WHO Committee Calls for Broad Curbs on Children's Food Marketing

December 7, 2006

WASHINGTON—A World Health Organization (WHO) technical committee report calling for broad restrictions on food marketing to children should serve as a blueprint for action by the next Congress, according to the Center for Science in the Public Interest (CSPI).

“Congress should instruct the Federal Trade Commission to reduce the volume of junk food marketing to children,” said CSPI legal affairs director Bruce Silverglade, who participated in the WHO meeting leading up to the publication of the report. “This WHO technical report provides a policy blueprint on how that objective can be achieved. The technical report recognizes that self-regulatory programs cannot reduce the overall volume of junk food marketing to children.”
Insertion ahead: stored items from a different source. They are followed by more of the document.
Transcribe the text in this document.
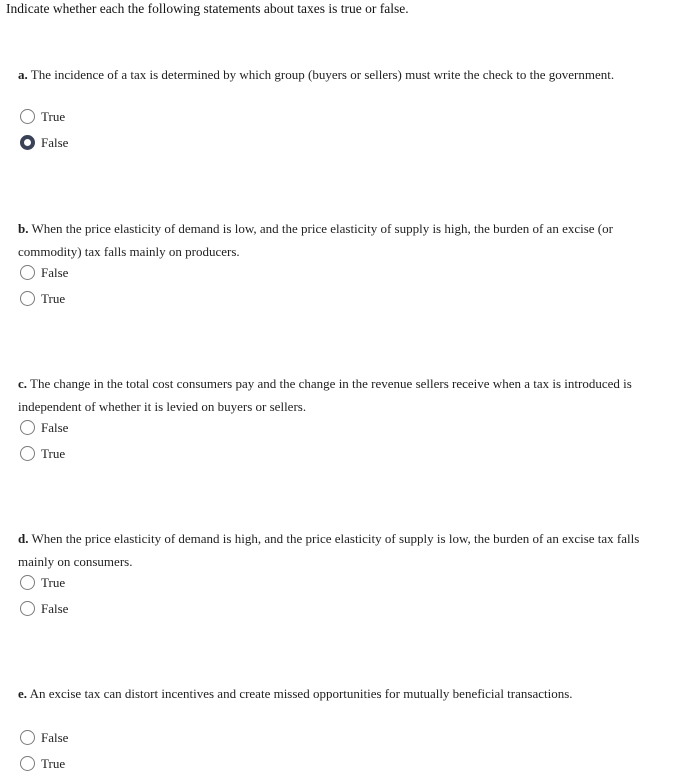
Indicate whether each the following statements about taxes is true or false.

a. The incidence of a tax is determined by which group (buyers or sellers) must write the check to the government.

True
False

b. When the price elasticity of demand is low, and the price elasticity of supply is high, the burden of an excise (or commodity) tax falls mainly on producers.

False
True

c. The change in the total cost consumers pay and the change in the revenue sellers receive when a tax is introduced is independent of whether it is levied on buyers or sellers.

False
True

d. When the price elasticity of demand is high, and the price elasticity of supply is low, the burden of an excise tax falls mainly on consumers.

True
False

e. An excise tax can distort incentives and create missed opportunities for mutually beneficial transactions.

False
True
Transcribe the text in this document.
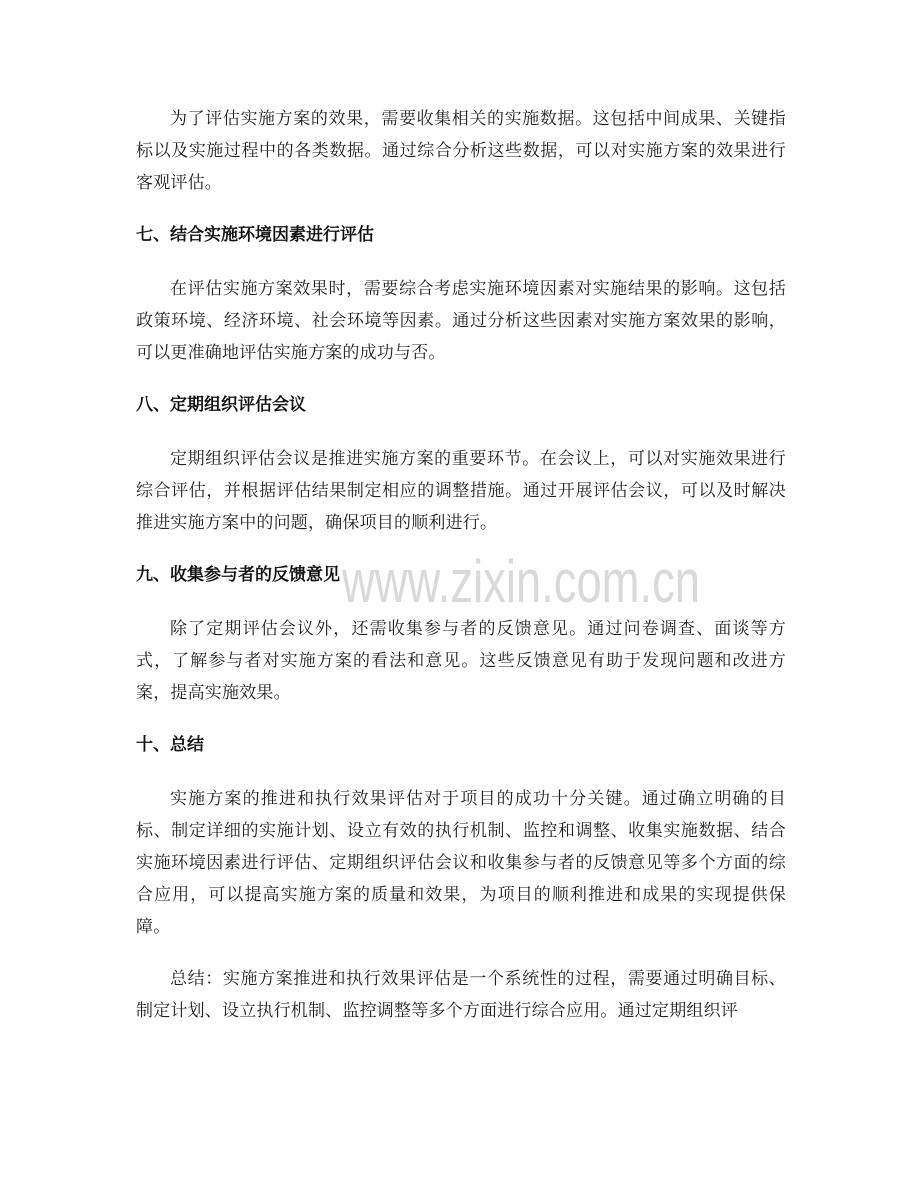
为了评估实施方案的效果，需要收集相关的实施数据。这包括中间成果、关键指标以及实施过程中的各类数据。通过综合分析这些数据，可以对实施方案的效果进行客观评估。

七、结合实施环境因素进行评估

在评估实施方案效果时，需要综合考虑实施环境因素对实施结果的影响。这包括政策环境、经济环境、社会环境等因素。通过分析这些因素对实施方案效果的影响，可以更准确地评估实施方案的成功与否。

八、定期组织评估会议

定期组织评估会议是推进实施方案的重要环节。在会议上，可以对实施效果进行综合评估，并根据评估结果制定相应的调整措施。通过开展评估会议，可以及时解决推进实施方案中的问题，确保项目的顺利进行。

九、收集参与者的反馈意见

除了定期评估会议外，还需收集参与者的反馈意见。通过问卷调查、面谈等方式，了解参与者对实施方案的看法和意见。这些反馈意见有助于发现问题和改进方案，提高实施效果。

十、总结

实施方案的推进和执行效果评估对于项目的成功十分关键。通过确立明确的目标、制定详细的实施计划、设立有效的执行机制、监控和调整、收集实施数据、结合实施环境因素进行评估、定期组织评估会议和收集参与者的反馈意见等多个方面的综合应用，可以提高实施方案的质量和效果，为项目的顺利推进和成果的实现提供保障。

总结：实施方案推进和执行效果评估是一个系统性的过程，需要通过明确目标、制定计划、设立执行机制、监控调整等多个方面进行综合应用。通过定期组织评

www.zixin.com.cn
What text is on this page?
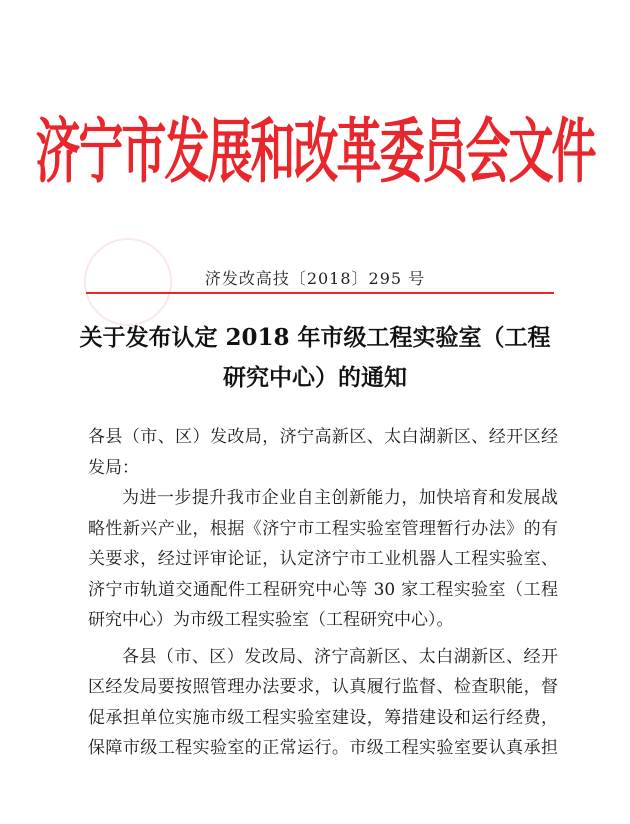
济宁市发展和改革委员会文件
济发改高技〔2018〕295 号
关于发布认定 2018 年市级工程实验室（工程
研究中心）的通知

各县（市、区）发改局，济宁高新区、太白湖新区、经开区经
发局：

为进一步提升我市企业自主创新能力，加快培育和发展战
略性新兴产业，根据《济宁市工程实验室管理暂行办法》的有
关要求，经过评审论证，认定济宁市工业机器人工程实验室、
济宁市轨道交通配件工程研究中心等 30 家工程实验室（工程
研究中心）为市级工程实验室（工程研究中心）。

各县（市、区）发改局、济宁高新区、太白湖新区、经开
区经发局要按照管理办法要求，认真履行监督、检查职能，督
促承担单位实施市级工程实验室建设，筹措建设和运行经费，
保障市级工程实验室的正常运行。市级工程实验室要认真承担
The report, Marketing of Food and Non-Alcoholic Beverages to Children, calls for “national action to protect children from marketing by substantially reducing the volume and impact of the commercial promotion” of junk foods, and concluded that “exposure to the commercial promotion of ... foods relatively high in saturated fat, free sugars and salt, and low in essential micronutrients and fiber ... adversely affect children’s nutritional status.”

The WHO technical committee set out four regulatory possibilities for the U.S. and other governments to adopt, depending on “cultural, legal and regulatory climates,” and describes how the various approaches have been used in other countries. Those options were:

• Prohibiting promotional marketing of energy-dense, micronutrient-poor food products at specified times, in specified settings, using specified techniques or targeting specified age groups;

• Prohibiting the commercial promotion of energy-dense, micronutrient-poor foods and beverages to children;

• Prohibiting the commercial promotion of all foods and beverages to children (except approved public health campaigns promoting healthy diets);

• Prohibiting all commercial promotion of any products to children.

WHO says it must review those recommendations “for technical merit, financial implications, and appropriate roles for the Organization.” CSPI has called for legislative and regulatory action in the U.S. based on the first two of these policy options.